Dr. Landsteiner received the Nobel Prize in physiology/medicine in 1930. A very informative review on Dr. Landsteiner’s work has been published by two Iranian scientists, Dr. Dariyush D. Farhud and Marjan Zarif Yeganeh in Iranian Journal of Public Health, Vol. 42, No. 1, Jan. 2013, pp. 1-6., wherein they estimate that the blood group A in India to be about 40%, blood group B between 25-35% and group O to be 40-50%.
A recent detailed paper by two scientists from AIIMS, New Delhi, Dr. G.K. Patidar and Dr. Y. Dhiman ( ISBT Science Series (2020) O, 1-12) has analysed several reports on the distribution of A, B, O and AB blood groups in India to be 23%, 34%, 35% and 8%, respectively, and that the Southern States have higher O group, about 39%.
In 1964, the Italian population geneticist Dr. Cavalli-Sforza worked not only with his colleagues to check on the prevalence of blood groups A, B, O and AB in Italy and its neighbours, but also contacted several colleagues across the world, and together published a phylogenetic tree of 15 human populations, and the prevalence of blood groups distributed across the continents of North and South America, South Africa, and Polynesia in the far East.
In addition, he was also able to obtain fossils of Neandertals and Denisovs, from heritage sites in Europe, roughly between 40,000 to 1,00,000 years ago. His group could then classify these populations with blood groups A, B, O and AB. And the latest paper by Silvana Condemi et al., in PLOS One, July 28, 2021, titled, “Blood groups of Neandertals and Denisova decrypted” point out that blood group systems were the first phenotypic markers used in anthropology to decipher the origin of populations across the world, as aboriginal humans migrated to various parts of the world (Eurasia, Sub-Saharan Africa, Australia and Papua, and other places).
Analysis of the blood group markers of some Neandertals and Denisovans showed the presence of the ABO group, and also some other markers that are used today in blood transfusion.
Interestingly in their paper, Dr.
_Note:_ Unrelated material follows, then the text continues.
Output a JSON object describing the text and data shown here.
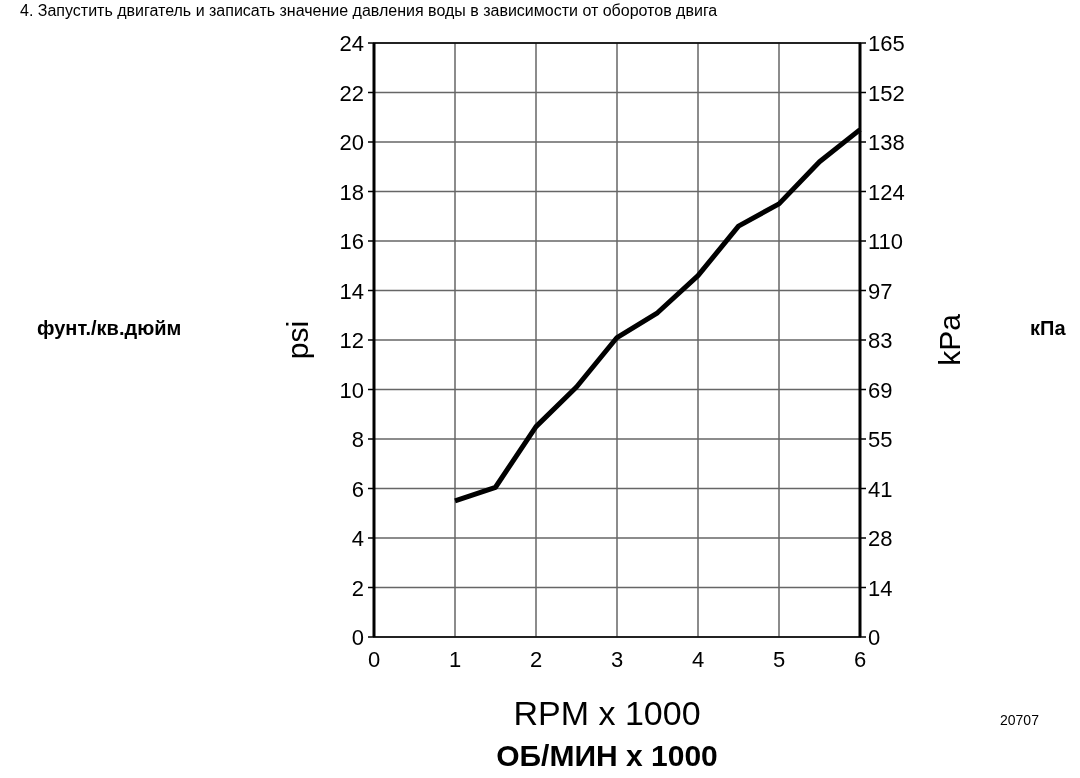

Farhud and Dr. Yeganeh also quote a report published by Dr. P. Kramp in Primatologia III (1960) Basel which reports that primates (chimpanzee, gorilla, orangutan, gibbons) also have blood groups containing AB, A, B and O, just as we humans have.
Indeed, we owe our blood types (A, B, O, AB), thanks to what our primate monkey ancestors had millions of years ago. Just think about it. Our blood is our heritage, just as our genes are — from monkeys to archaic humans and our ancestors to today. Hanuman of Ramayana not only helped Goddess Sita by bringing her to the safety of her home, but has also blessed us with our blood groups.